The “BioRescue” research program is led by Leibniz-IZW and funded by the German Federal Ministry of Education and Research (BMBF). Its goal is to significantly advance assisted reproduction techniques (ART) and stem cell associated techniques (SCAT) complemented with a comprehensive ethical assessment carried out by the University of Padova for the benefit of the northern white rhinoceros. The consortium is significantly funded by the BMBF with additional smaller donors such as the Czech foundation Nadace ČEZ or the Richard McLellan Rewind Rhino Extinction Foundation from the USA. The consortium comprises internationally renowned institutions from Germany, Italy, Czech Republic, Kenya, Japan and USA. The program is strongly supported by the Kenyan Government and by Hon Najib Balala, Kenya’s Cabinet Secretary, Ministry of Tourism and Wildlife. “On behalf of the people and the Government of Kenya, I would wish to take this opportunity to acknowledge with appreciation the impressive progress achieved so far by the joint team of Kenyan and international scientists working to save the endangered Northern White Rhino from extinction.

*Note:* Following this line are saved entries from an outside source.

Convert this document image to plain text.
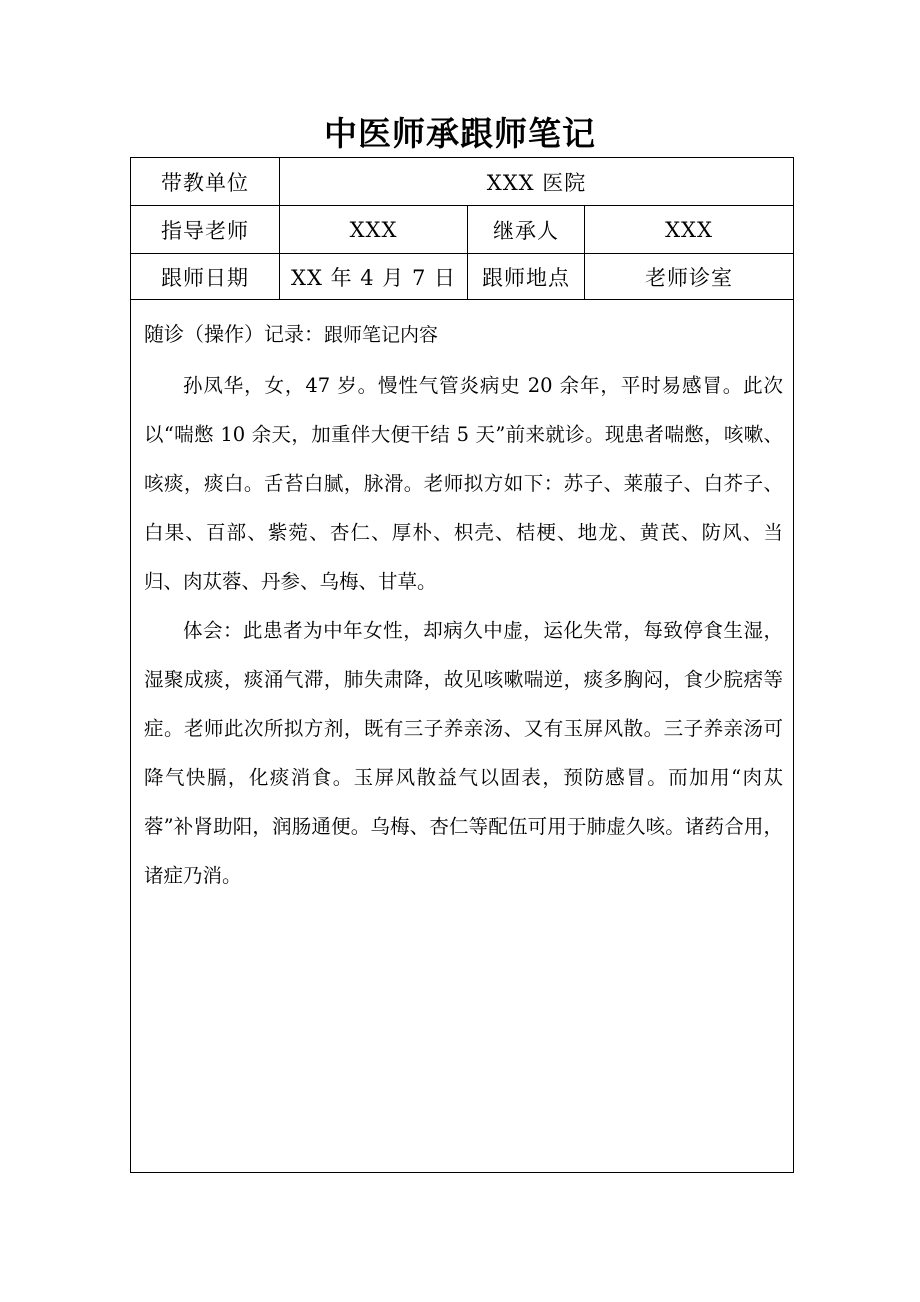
中医师承跟师笔记
带教单位	XXX 医院		
指导老师	XXX	继承人	XXX
跟师日期	XX 年 4 月 7 日	跟师地点	老师诊室

随诊（操作）记录：跟师笔记内容

孙凤华，女，47 岁。慢性气管炎病史 20 余年，平时易感冒。此次以“喘憋 10 余天，加重伴大便干结 5 天”前来就诊。现患者喘憋，咳嗽、咳痰，痰白。舌苔白腻，脉滑。老师拟方如下：苏子、莱菔子、白芥子、白果、百部、紫菀、杏仁、厚朴、枳壳、桔梗、地龙、黄芪、防风、当归、肉苁蓉、丹参、乌梅、甘草。

体会：此患者为中年女性，却病久中虚，运化失常，每致停食生湿，湿聚成痰，痰涌气滞，肺失肃降，故见咳嗽喘逆，痰多胸闷，食少脘痞等症。老师此次所拟方剂，既有三子养亲汤、又有玉屏风散。三子养亲汤可降气快膈，化痰消食。玉屏风散益气以固表，预防感冒。而加用“肉苁蓉”补肾助阳，润肠通便。乌梅、杏仁等配伍可用于肺虚久咳。诸药合用，诸症乃消。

As one of the leading country’s globally in wildlife conservation, we are committed to continue facilitating this collaborative process to its logical conclusion by providing support to enable this important work to continue.
I am delighted that the world has a chance through use of cutting edge and innovative technologies to save this threatened wildlife species for posterity and that Kenya is playing its part in this critical conservation effort.
We must do everything possible to save this species from extinction. Remember, extinction is forever. Once we lose this species we will have lost an iconic animal which will not be seen again by future generations,” Hon Najib Balala says.